A travers le regard de 17 auteurs issus d'horizons divers, "Les Photographiques" s'exposent à travers toute la ville, pour être au plus près de tous les publics. Cette édition 2016 nous dévoile des auteurs contemporains en quête d'humanité et de solidarité, des valeurs sans cesse révélées dans leur clichés. 

Reportage : R. Wagenaar / A. Noussair / D. Le Brun

C'est aussi l'occasion de rendre hommage au photographe sarthois Georges Quaglia, un des membres fondateurs du Festival de l'image (aujourd'hui Les Photographiques), disparu à l'âge de 80 ans, en avril dernier.
 
Apparenté à la tradition de la photographie humaniste, le travail de Georges Quaglia n'a de cesse de rendre compte de la vie simple et du quotidien de gens ordinaires, à travers des clichés qui nourrissent sans cesse la réflexion mais sans voyeurisme aucun.

Installé au Mans en 1961, Georges Quaglia se passionne pour la photographie en noir et blanc. Il conte le pays sarthois en posant son regard sur les mutations urbanistiques de la ville du Mans ou en orientant son focus sur des moments de vie, avec beaucoup de justesse et de tendresse, à la manière d'un Doisneau ou d'un Cartier-Bresson.

Georges Quaglia est un grand personnage de la photographie en Sarthe (...) c'est vraiment un photographe humaniste (...) c'était un peu notre Robert Doisneau à nous.

Jean-François Mollière
Photographe
Cliché aux Photographiques © France 3 / Culturebox


"Les Photographiques" s'interrogent cette année sur ce qu'il reste du courant humaniste initié par Robert Doisneau, Henry Cartier-Bresson, Willy Ronis... et sur la manière dont certains contemporains se sont appropriés cette orientation et ce qu'ils on en fait.

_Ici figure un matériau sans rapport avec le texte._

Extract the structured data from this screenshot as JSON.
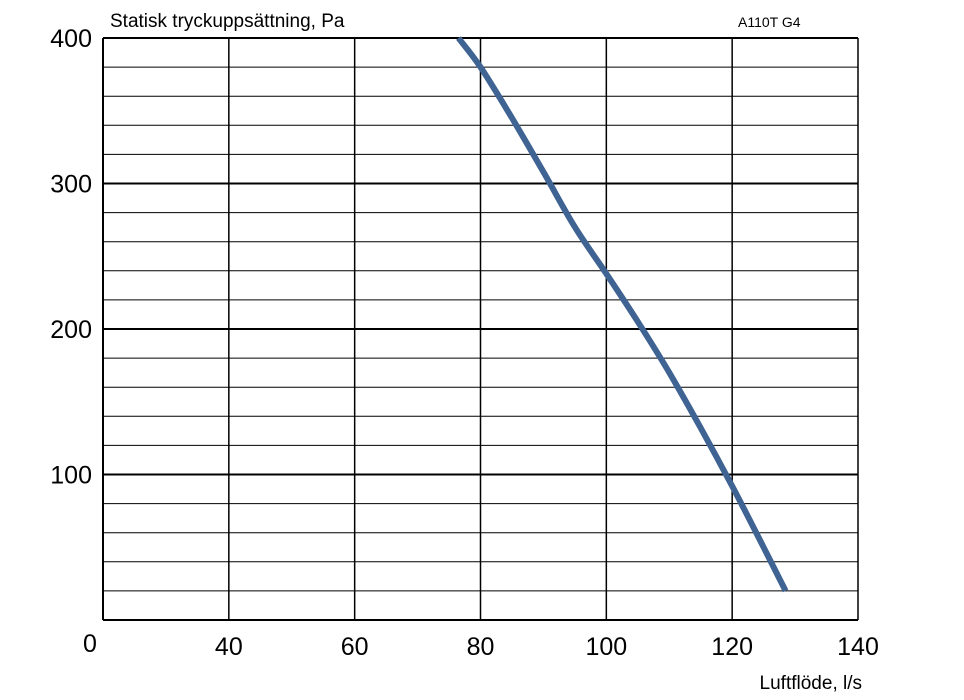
{
  "chart_data": {
    "type": "line",
    "title": "",
    "ylabel": "Statisk tryckuppsättning, Pa",
    "xlabel": "Luftflöde, l/s",
    "model_label": "A110T G4",
    "xlim": [
      20,
      140
    ],
    "ylim": [
      0,
      400
    ],
    "x_ticks": [
      {
        "value": 40,
        "label": "40"
      },
      {
        "value": 60,
        "label": "60"
      },
      {
        "value": 80,
        "label": "80"
      },
      {
        "value": 100,
        "label": "100"
      },
      {
        "value": 120,
        "label": "120"
      },
      {
        "value": 140,
        "label": "140"
      }
    ],
    "origin_label": "0",
    "y_ticks": [
      {
        "value": 100,
        "label": "100"
      },
      {
        "value": 200,
        "label": "200"
      },
      {
        "value": 300,
        "label": "300"
      },
      {
        "value": 400,
        "label": "400"
      }
    ],
    "x_gridlines": [
      40,
      60,
      80,
      100,
      120,
      140
    ],
    "y_major_gridlines": [
      100,
      200,
      300,
      400
    ],
    "y_minor_step": 20,
    "grid": true,
    "line_color": "#3f6392",
    "series": [
      {
        "x": [
          76.5,
          80,
          85,
          90,
          95,
          100,
          105,
          110,
          115,
          120,
          125,
          128.5
        ],
        "y": [
          400,
          380,
          345,
          308,
          270,
          238,
          205,
          170,
          132,
          92,
          50,
          20
        ]
      }
    ]
  }
}
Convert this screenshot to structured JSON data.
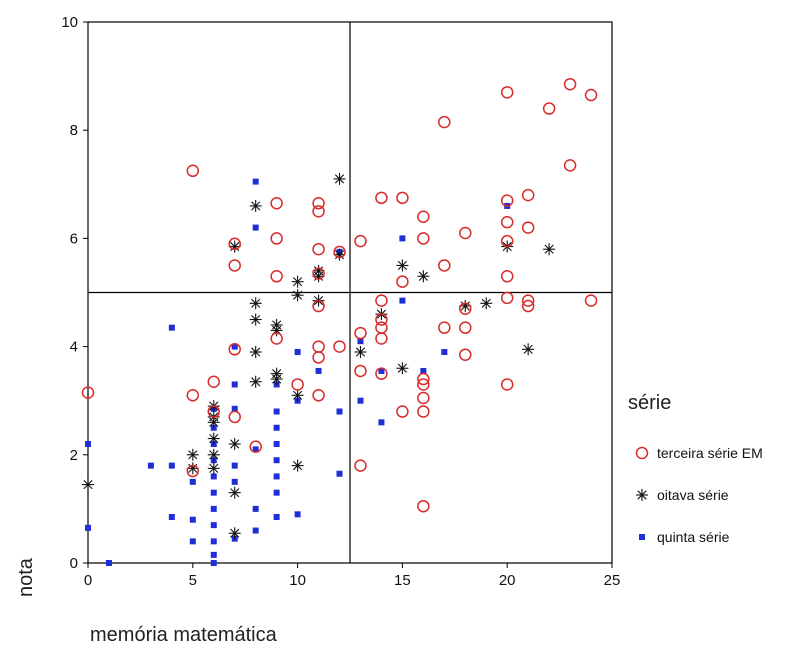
{
  "chart_data": {
    "type": "scatter",
    "title": "",
    "xlabel": "memória matemática",
    "ylabel": "nota",
    "xlim": [
      0,
      25
    ],
    "ylim": [
      0,
      10
    ],
    "xticks": [
      0,
      5,
      10,
      15,
      20,
      25
    ],
    "yticks": [
      0,
      2,
      4,
      6,
      8,
      10
    ],
    "reference_lines": {
      "x": 12.5,
      "y": 5
    },
    "grid": false,
    "legend": {
      "title": "série",
      "position": "right"
    },
    "series": [
      {
        "name": "terceira série EM",
        "marker": "open-circle",
        "color": "#d92b2b",
        "points": [
          [
            0,
            3.15
          ],
          [
            5,
            7.25
          ],
          [
            5,
            3.1
          ],
          [
            5,
            1.7
          ],
          [
            6,
            3.35
          ],
          [
            6,
            2.8
          ],
          [
            7,
            5.9
          ],
          [
            7,
            5.5
          ],
          [
            7,
            3.95
          ],
          [
            7,
            2.7
          ],
          [
            8,
            2.15
          ],
          [
            9,
            6.65
          ],
          [
            9,
            6.0
          ],
          [
            9,
            5.3
          ],
          [
            9,
            4.15
          ],
          [
            10,
            3.3
          ],
          [
            11,
            6.65
          ],
          [
            11,
            6.5
          ],
          [
            11,
            5.8
          ],
          [
            11,
            5.35
          ],
          [
            11,
            4.75
          ],
          [
            11,
            4.0
          ],
          [
            11,
            3.8
          ],
          [
            11,
            3.1
          ],
          [
            12,
            5.75
          ],
          [
            12,
            4.0
          ],
          [
            13,
            5.95
          ],
          [
            13,
            4.25
          ],
          [
            13,
            3.55
          ],
          [
            13,
            1.8
          ],
          [
            14,
            6.75
          ],
          [
            14,
            4.85
          ],
          [
            14,
            4.5
          ],
          [
            14,
            4.35
          ],
          [
            14,
            4.15
          ],
          [
            14,
            3.5
          ],
          [
            15,
            6.75
          ],
          [
            15,
            5.2
          ],
          [
            15,
            2.8
          ],
          [
            16,
            6.4
          ],
          [
            16,
            6.0
          ],
          [
            16,
            3.4
          ],
          [
            16,
            3.3
          ],
          [
            16,
            3.05
          ],
          [
            16,
            2.8
          ],
          [
            16,
            1.05
          ],
          [
            17,
            8.15
          ],
          [
            17,
            5.5
          ],
          [
            17,
            4.35
          ],
          [
            18,
            6.1
          ],
          [
            18,
            4.7
          ],
          [
            18,
            4.35
          ],
          [
            18,
            3.85
          ],
          [
            20,
            8.7
          ],
          [
            20,
            6.7
          ],
          [
            20,
            6.3
          ],
          [
            20,
            5.95
          ],
          [
            20,
            5.3
          ],
          [
            20,
            4.9
          ],
          [
            20,
            3.3
          ],
          [
            21,
            6.8
          ],
          [
            21,
            6.2
          ],
          [
            21,
            4.85
          ],
          [
            21,
            4.75
          ],
          [
            22,
            8.4
          ],
          [
            23,
            8.85
          ],
          [
            23,
            7.35
          ],
          [
            24,
            8.65
          ],
          [
            24,
            4.85
          ]
        ]
      },
      {
        "name": "oitava série",
        "marker": "asterisk",
        "color": "#111111",
        "points": [
          [
            0,
            1.45
          ],
          [
            5,
            2.0
          ],
          [
            5,
            1.75
          ],
          [
            6,
            2.9
          ],
          [
            6,
            2.7
          ],
          [
            6,
            2.6
          ],
          [
            6,
            2.3
          ],
          [
            6,
            2.0
          ],
          [
            6,
            1.75
          ],
          [
            7,
            5.85
          ],
          [
            7,
            2.2
          ],
          [
            7,
            1.3
          ],
          [
            7,
            0.55
          ],
          [
            8,
            6.6
          ],
          [
            8,
            4.8
          ],
          [
            8,
            4.5
          ],
          [
            8,
            3.9
          ],
          [
            8,
            3.35
          ],
          [
            9,
            4.4
          ],
          [
            9,
            4.3
          ],
          [
            9,
            3.5
          ],
          [
            9,
            3.4
          ],
          [
            10,
            5.2
          ],
          [
            10,
            4.95
          ],
          [
            10,
            3.1
          ],
          [
            10,
            1.8
          ],
          [
            11,
            5.4
          ],
          [
            11,
            5.3
          ],
          [
            11,
            4.85
          ],
          [
            12,
            7.1
          ],
          [
            12,
            5.7
          ],
          [
            13,
            3.9
          ],
          [
            14,
            4.6
          ],
          [
            15,
            5.5
          ],
          [
            15,
            3.6
          ],
          [
            16,
            5.3
          ],
          [
            18,
            4.75
          ],
          [
            19,
            4.8
          ],
          [
            20,
            5.85
          ],
          [
            21,
            3.95
          ],
          [
            22,
            5.8
          ]
        ]
      },
      {
        "name": "quinta série",
        "marker": "filled-square",
        "color": "#1f2fd6",
        "points": [
          [
            0,
            2.2
          ],
          [
            0,
            0.65
          ],
          [
            1,
            0
          ],
          [
            3,
            1.8
          ],
          [
            4,
            4.35
          ],
          [
            4,
            1.8
          ],
          [
            4,
            0.85
          ],
          [
            5,
            1.5
          ],
          [
            5,
            0.8
          ],
          [
            5,
            0.4
          ],
          [
            6,
            2.85
          ],
          [
            6,
            2.5
          ],
          [
            6,
            2.2
          ],
          [
            6,
            1.9
          ],
          [
            6,
            1.6
          ],
          [
            6,
            1.3
          ],
          [
            6,
            1.0
          ],
          [
            6,
            0.7
          ],
          [
            6,
            0.4
          ],
          [
            6,
            0.15
          ],
          [
            6,
            0
          ],
          [
            7,
            4.0
          ],
          [
            7,
            3.3
          ],
          [
            7,
            2.85
          ],
          [
            7,
            1.8
          ],
          [
            7,
            1.5
          ],
          [
            7,
            0.45
          ],
          [
            8,
            7.05
          ],
          [
            8,
            6.2
          ],
          [
            8,
            2.1
          ],
          [
            8,
            1.0
          ],
          [
            8,
            0.6
          ],
          [
            9,
            3.3
          ],
          [
            9,
            2.8
          ],
          [
            9,
            2.5
          ],
          [
            9,
            2.2
          ],
          [
            9,
            1.9
          ],
          [
            9,
            1.6
          ],
          [
            9,
            1.3
          ],
          [
            9,
            0.85
          ],
          [
            10,
            3.9
          ],
          [
            10,
            3.0
          ],
          [
            10,
            0.9
          ],
          [
            11,
            3.55
          ],
          [
            12,
            5.75
          ],
          [
            12,
            2.8
          ],
          [
            12,
            1.65
          ],
          [
            13,
            4.1
          ],
          [
            13,
            3.0
          ],
          [
            14,
            3.55
          ],
          [
            14,
            2.6
          ],
          [
            15,
            6.0
          ],
          [
            15,
            4.85
          ],
          [
            16,
            3.55
          ],
          [
            17,
            3.9
          ],
          [
            20,
            6.6
          ]
        ]
      }
    ]
  }
}
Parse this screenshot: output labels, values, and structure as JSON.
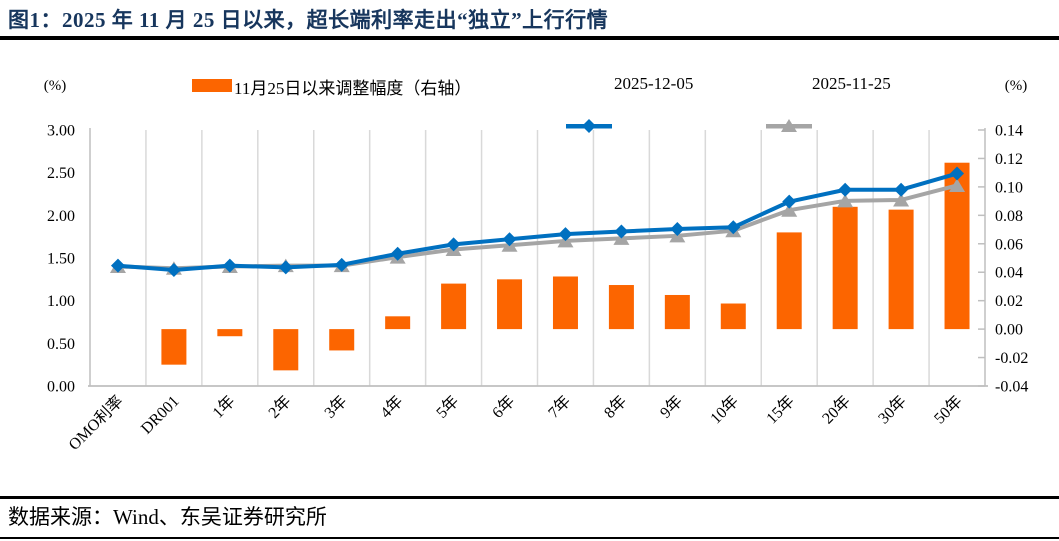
{
  "header": {
    "title": "图1：2025 年 11 月 25 日以来，超长端利率走出“独立”上行行情"
  },
  "footer": {
    "source": "数据来源：Wind、东吴证券研究所"
  },
  "colors": {
    "title": "#17365D",
    "bar_orange": "#FC6500",
    "line_blue": "#0070C0",
    "line_gray": "#A5A5A5",
    "gridline": "#D9D9D9",
    "axis_line": "#BFBFBF",
    "text": "#000000"
  },
  "chart_data": {
    "type": "bar+line",
    "title": "",
    "legend_position": "top",
    "grid": "vertical-only",
    "categories": [
      "OMO利率",
      "DR001",
      "1年",
      "2年",
      "3年",
      "4年",
      "5年",
      "6年",
      "7年",
      "8年",
      "9年",
      "10年",
      "15年",
      "20年",
      "30年",
      "50年"
    ],
    "bar_series": {
      "name": "11月25日以来调整幅度（右轴）",
      "axis": "right",
      "color": "#FC6500",
      "values": [
        0,
        -0.025,
        -0.005,
        -0.029,
        -0.015,
        0.009,
        0.032,
        0.035,
        0.037,
        0.031,
        0.024,
        0.018,
        0.068,
        0.086,
        0.084,
        0.117
      ]
    },
    "line_series": [
      {
        "name": "2025-12-05",
        "axis": "left",
        "color": "#0070C0",
        "marker": "diamond",
        "values": [
          1.41,
          1.36,
          1.41,
          1.39,
          1.42,
          1.55,
          1.66,
          1.72,
          1.78,
          1.81,
          1.84,
          1.86,
          2.16,
          2.3,
          2.3,
          2.49
        ]
      },
      {
        "name": "2025-11-25",
        "axis": "left",
        "color": "#A5A5A5",
        "marker": "triangle",
        "values": [
          1.4,
          1.38,
          1.4,
          1.41,
          1.41,
          1.51,
          1.6,
          1.65,
          1.7,
          1.73,
          1.76,
          1.82,
          2.06,
          2.17,
          2.18,
          2.35
        ]
      }
    ],
    "left_axis": {
      "label": "(%)",
      "min": 0.0,
      "max": 3.0,
      "step": 0.5,
      "ticks": [
        "0.00",
        "0.50",
        "1.00",
        "1.50",
        "2.00",
        "2.50",
        "3.00"
      ]
    },
    "right_axis": {
      "label": "(%)",
      "min": -0.04,
      "max": 0.14,
      "step": 0.02,
      "ticks": [
        "-0.04",
        "-0.02",
        "0.00",
        "0.02",
        "0.04",
        "0.06",
        "0.08",
        "0.10",
        "0.12",
        "0.14"
      ]
    }
  }
}
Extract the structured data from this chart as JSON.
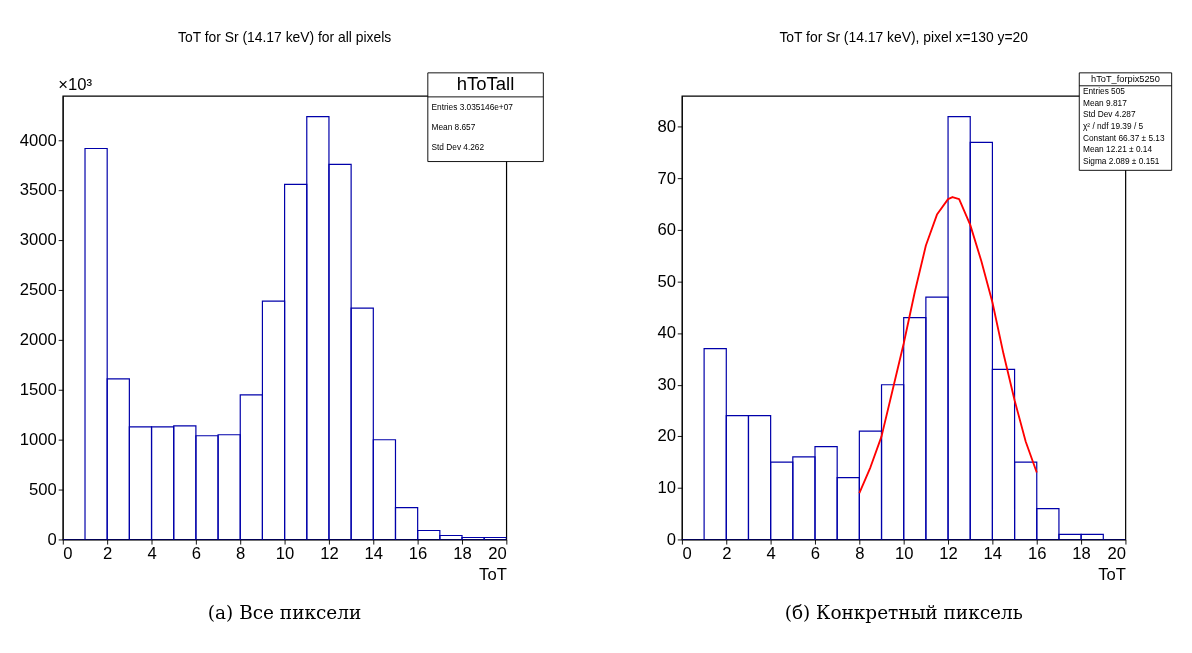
{
  "chart_data": [
    {
      "type": "histogram",
      "title": "ToT for Sr (14.17 keV) for all pixels",
      "xlabel": "ToT",
      "ylabel": "×10³",
      "bins": [
        0,
        1,
        2,
        3,
        4,
        5,
        6,
        7,
        8,
        9,
        10,
        11,
        12,
        13,
        14,
        15,
        16,
        17,
        18,
        19,
        20
      ],
      "series": [
        {
          "color": "#0000aa",
          "values": [
            0,
            3920,
            1610,
            1130,
            1130,
            1140,
            1040,
            1050,
            1450,
            2390,
            3560,
            4240,
            3760,
            2320,
            1000,
            320,
            90,
            40,
            20,
            20
          ]
        }
      ],
      "xlim": [
        0,
        20
      ],
      "xticks": [
        0,
        2,
        4,
        6,
        8,
        10,
        12,
        14,
        16,
        18,
        20
      ],
      "ylim": [
        0,
        4447
      ],
      "yticks": [
        0,
        500,
        1000,
        1500,
        2000,
        2500,
        3000,
        3500,
        4000
      ],
      "grid": false,
      "annotations": [
        "hToTall",
        "Entries 3.035146e+07",
        "Mean 8.657",
        "Std Dev 4.262",
        "(а) Все пиксели"
      ]
    },
    {
      "type": "histogram",
      "title": "ToT for Sr (14.17 keV), pixel x=130 y=20",
      "xlabel": "ToT",
      "bins": [
        0,
        1,
        2,
        3,
        4,
        5,
        6,
        7,
        8,
        9,
        10,
        11,
        12,
        13,
        14,
        15,
        16,
        17,
        18,
        19,
        20
      ],
      "series": [
        {
          "color": "#0000aa",
          "values": [
            0,
            37,
            24,
            24,
            15,
            16,
            18,
            12,
            21,
            30,
            43,
            47,
            82,
            77,
            33,
            15,
            6,
            1,
            1,
            0
          ]
        },
        {
          "type": "line",
          "color": "#ff0000",
          "x": [
            8,
            8.5,
            9,
            9.5,
            10,
            10.5,
            11,
            11.5,
            12,
            12.2,
            12.5,
            13,
            13.5,
            14,
            14.5,
            15,
            15.5,
            16
          ],
          "values": [
            9,
            14,
            20,
            29,
            38,
            48,
            57,
            63,
            66,
            66.4,
            66,
            61,
            54,
            46,
            36,
            27,
            19,
            13
          ]
        }
      ],
      "xlim": [
        0,
        20
      ],
      "xticks": [
        0,
        2,
        4,
        6,
        8,
        10,
        12,
        14,
        16,
        18,
        20
      ],
      "ylim": [
        0,
        86
      ],
      "yticks": [
        0,
        10,
        20,
        30,
        40,
        50,
        60,
        70,
        80
      ],
      "grid": false,
      "annotations": [
        "hToT_forpix5250",
        "Entries 505",
        "Mean 9.817",
        "Std Dev 4.287",
        "χ² / ndf 19.39 / 5",
        "Constant 66.37 ± 5.13",
        "Mean 12.21 ± 0.14",
        "Sigma 2.089 ± 0.151",
        "(б) Конкретный пиксель"
      ]
    }
  ]
}
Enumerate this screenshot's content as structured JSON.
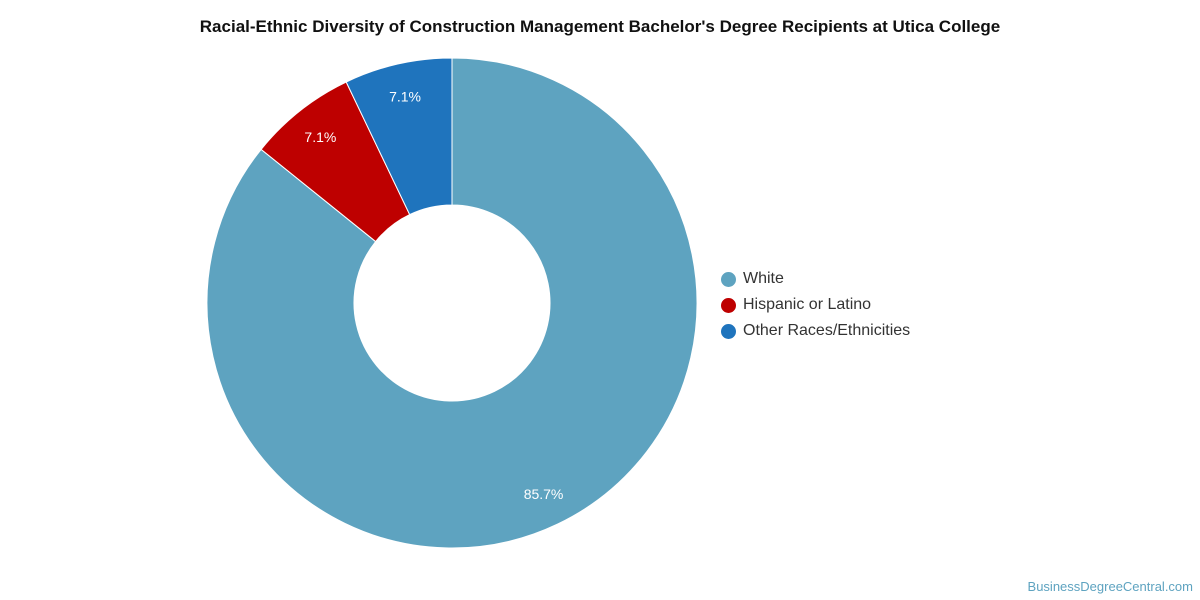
{
  "chart_data": {
    "type": "pie",
    "title": "Racial-Ethnic Diversity of Construction Management Bachelor's Degree Recipients at Utica College",
    "donut": true,
    "legend_placement": "right",
    "slices": [
      {
        "name": "White",
        "value": 85.7,
        "label": "85.7%",
        "color": "#5ea3c0"
      },
      {
        "name": "Hispanic or Latino",
        "value": 7.1,
        "label": "7.1%",
        "color": "#be0000"
      },
      {
        "name": "Other Races/Ethnicities",
        "value": 7.1,
        "label": "7.1%",
        "color": "#1f74bd"
      }
    ]
  },
  "source": "BusinessDegreeCentral.com"
}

La photographie humaniste est datée, elle recouvre dans l'histoire de l'art, l'histoire de la photographie quelque chose de bien précis et assez limité dans le temps ; mais bien évidemment les valeurs de l'humanisme traversent la photographie contemporaine de manière très différente mais reste très présente. C'est ce que nous avons essayé de démontrer aujourd'hui

Yves Brès
Président de l'association Festival de l'image
Toutes les créations exposées au festival "Les Photographiques" confirment le propos. Comme les réalisations du portraitiste Denis Dailleux, qui nous invitent dans l'intimité de familles égyptiennes pour nous dévoiler avec pudeur et délicatesse, sa série "Mères et fils". Un travail et une démarche qui lui servent aussi de prétexte pour créer des liens avec les gens et découvrir d'autres univers.
Série "Mères et Fils" de Denis Dailleux

Série "Mères et Fils" de Denis Dailleux

© France 3 / capture d'écran

"Les Photographiques" ont invité 17 auteurs comme Olivier PasquiersCarlos Ayesta et Guillaume Bession... pour cette édition 2016 afin qu'ils apportent, chacun à sa manière, des éléments de réponse à ce questionnement. Les expositions en accès libre et gratuit dévoilent leurs travaux un peu partout dans la ville du Mans, mais également à Allonnes et à Arnage, jusqu'au 27 mars 2016.